The Colonialism, Race, and Sexualities Initiative (CRSI) seeks to develop forums and dialogue produced at the junction of postcolonial, empire, comparative ethnic, critical race, gender, and sexuality studies. Highly innovative scholarship, cultural production, and activism have attended closely to how formations of race, class, colonialism, gender normativity, and bodily capacities, and sexuality are deeply intertwined. This initiative seeks to provide intellectual spaces for engagement with these trends.

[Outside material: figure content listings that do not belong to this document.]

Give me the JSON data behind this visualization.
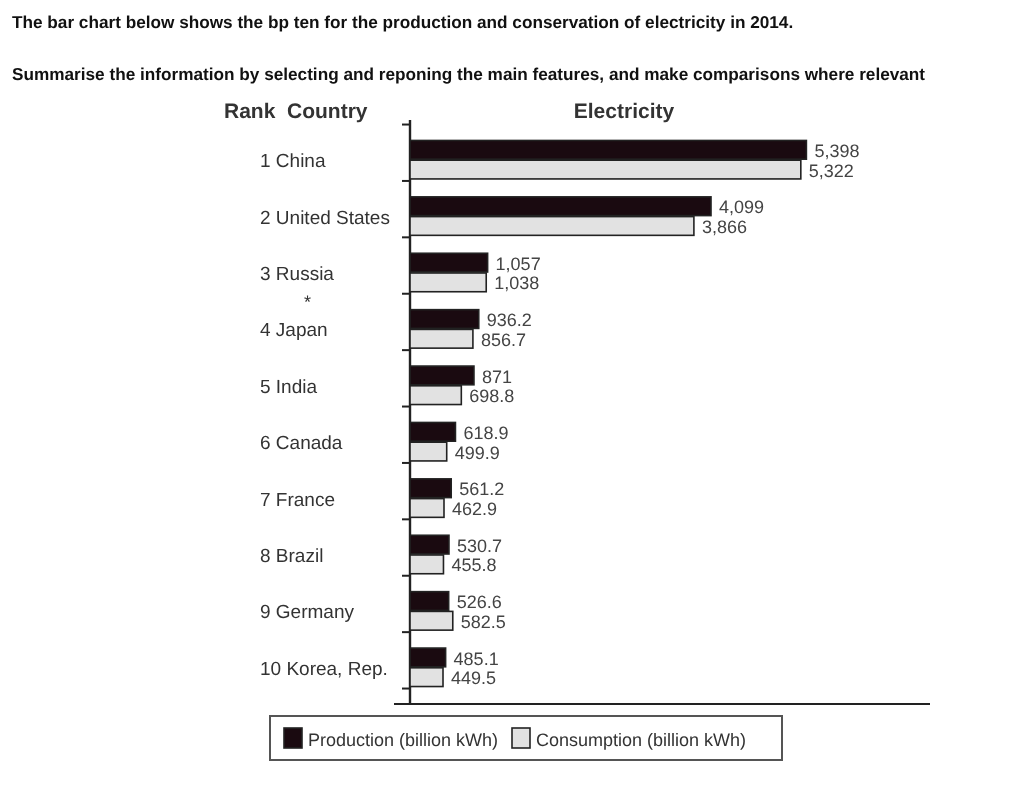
{
  "chart_data": {
    "type": "bar",
    "orientation": "horizontal",
    "title": "The bar chart below shows the bp ten for the production and conservation of electricity in 2014.",
    "subtitle": "Summarise the information by selecting and reponing the main features, and make comparisons where relevant",
    "ylabel": "Rank  Country",
    "xlabel": "Electricity",
    "categories": [
      "1 China",
      "2 United States",
      "3 Russia",
      "4 Japan",
      "5 India",
      "6 Canada",
      "7 France",
      "8 Brazil",
      "9 Germany",
      "10 Korea, Rep."
    ],
    "series": [
      {
        "name": "Production (billion kWh)",
        "color": "#1a0a10",
        "values": [
          5398,
          4099,
          1057,
          936.2,
          871,
          618.9,
          561.2,
          530.7,
          526.6,
          485.1
        ],
        "value_labels": [
          "5,398",
          "4,099",
          "1,057",
          "936.2",
          "871",
          "618.9",
          "561.2",
          "530.7",
          "526.6",
          "485.1"
        ]
      },
      {
        "name": "Consumption (billion kWh)",
        "color": "#e2e2e2",
        "values": [
          5322,
          3866,
          1038,
          856.7,
          698.8,
          499.9,
          462.9,
          455.8,
          582.5,
          449.5
        ],
        "value_labels": [
          "5,322",
          "3,866",
          "1,038",
          "856.7",
          "698.8",
          "499.9",
          "462.9",
          "455.8",
          "582.5",
          "449.5"
        ]
      }
    ],
    "annotations": [
      "*"
    ],
    "legend": "bottom",
    "tick_labels": "y",
    "grid": false
  }
}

The initiative foregrounds several intellectual approaches. The first falls under what Roderick Ferguson has dubbed “queer-of-color critique,” which draws from queer theory, materialist critique, poststructuralism, and, significantly, women-of-color feminisms. Recent work in this field has turned its eye back onto the state as a historical site of racial-sexual governance, tracked diasporic configurations of nonnormative gender and sexual identifications in the face of historical and contemporary forms of colonialism, or considered how some individuals and populations might extract masochistic pleasure from subjection to racial hegemonies.

The second, in quite a different vein, follows Cathy Cohen’s formative essay, “Punks, Bulldaggers, and Welfare Queens,” which suggests that the very rubric of “queer,” as it is deployed by some, can obscure or exclude those people who might participate in heterosexual practices but are nonetheless far from receiving the benefits of heteronormativity. For some people, like Cohen’s eponymous figures, life chances of are more determined and constrained by blackness, lower socioeconomic status, and gender norms than matters of sex and sexuality, which “queer” tends to privilege. Finally, many trans* people of color eschew some of the concerns of queer studies altogether to foreground to how histories of settler colonialism, diasporic formations, imperialism, structural violence and economic displacement shape nonnormative gender identifications.

This initiative seeks to develop new directions and open up dialogues with scholars, performance artists, and activists that can enhance our understandings of how the categories of race, ethnicity, gender, and sexuality—in the US and transnationally—are not only co-constitutive but can also be transformed.